Jophiel wrote:
Kavekk wrote:
Quote:
There is no "but". If you agree that it's illegal than the government has an obligation to enforce those protections. And the entertainment industry has every right to expect the government to do it.
Let me reach into my bag of tricks for an appropriate response.
False.
Well, that was convincing.
That's the point. I was very unimpressed with your argument.
One problem is that you're trying to boil away the enforcement mechanisms from the equation. This allows you to claim that the government is not enforcing the protections it has given, when in truth this can only sanely be used to describe a situation where the government is wilfully not prosecuting people found in breach. These mechanisms are part, and a limitation of, the extent of protections given, which
are being enforced.
From here you argue that because the government has undertaken to protect something, there is an imperative to protect it to a greater degree. This is cast as a general principle of law. You say later a criticism of your position is vulnerable to excluded middle, so obviously this threshold you're setting isn't absolute protection.

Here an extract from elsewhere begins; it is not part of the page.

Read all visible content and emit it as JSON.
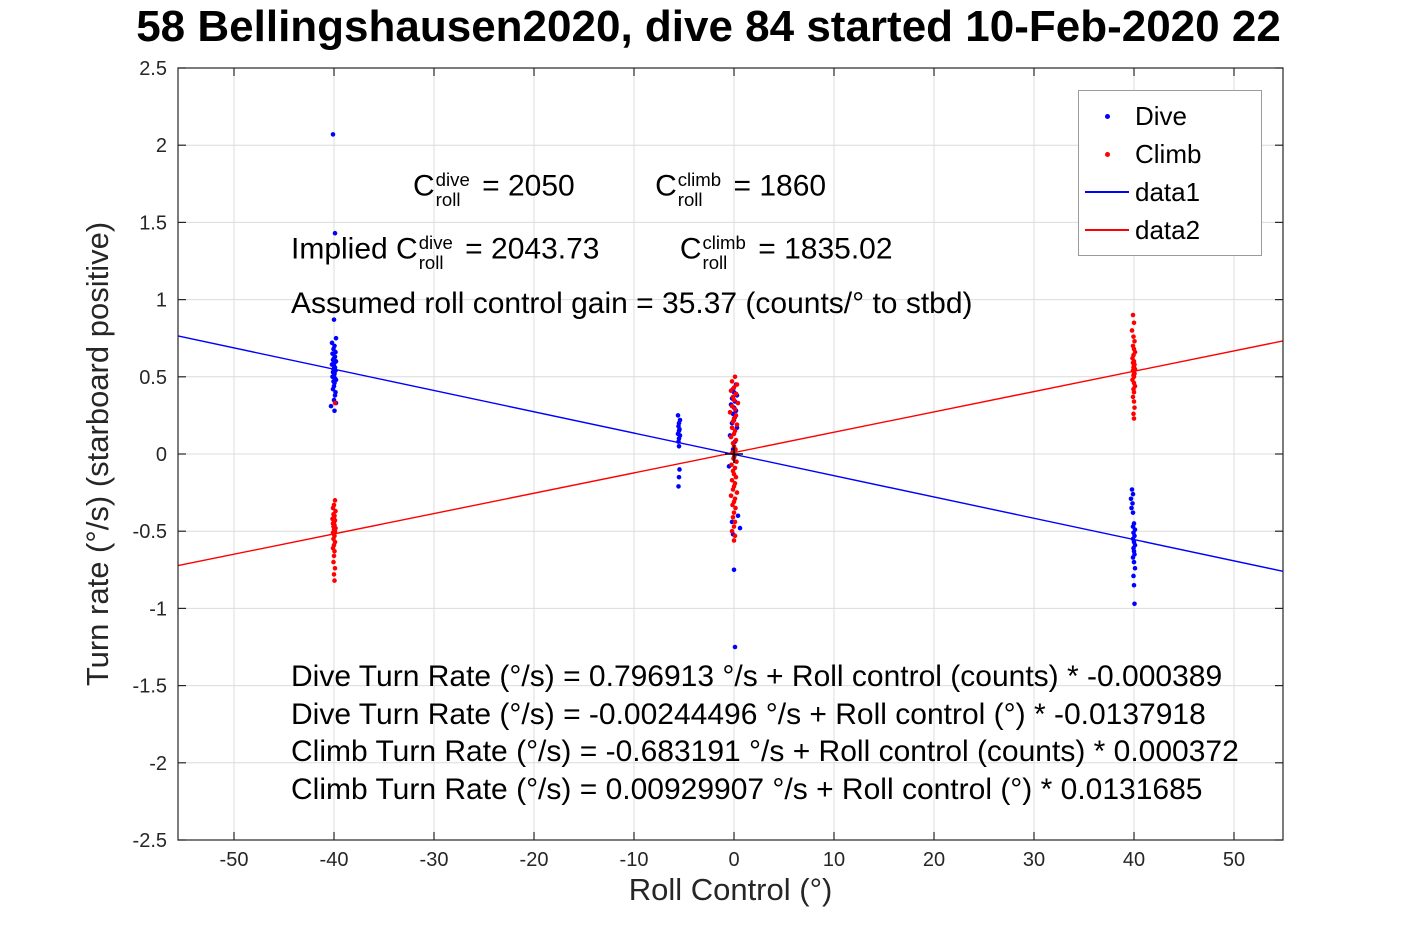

So what is this thereshold, then? If it's a reasonable threshold it's certainly incorrect, even if we accept your principle, to exclude the difficulties of enforcement or the fact that those unprotected can easily protect themselves. If this is the threshold, then you're simply recasting the debate in a profoundly unhelpful way, because anyone on the other side will say the current legal threshold is, all things conisdered, reasonable, and you will say the opposite. It follows that your suggested principle is unhelpful.
Presumably, then, the standard is of the nebulous concept of effectiveness. Now, if this is different from the reasonable standard, it is unreasonable. If it is the same, then there's no point following whatever methodology you have in mind to determine it when we can simply do the old balancing excercise of reasonableness, which ahs no chance of leading us astray.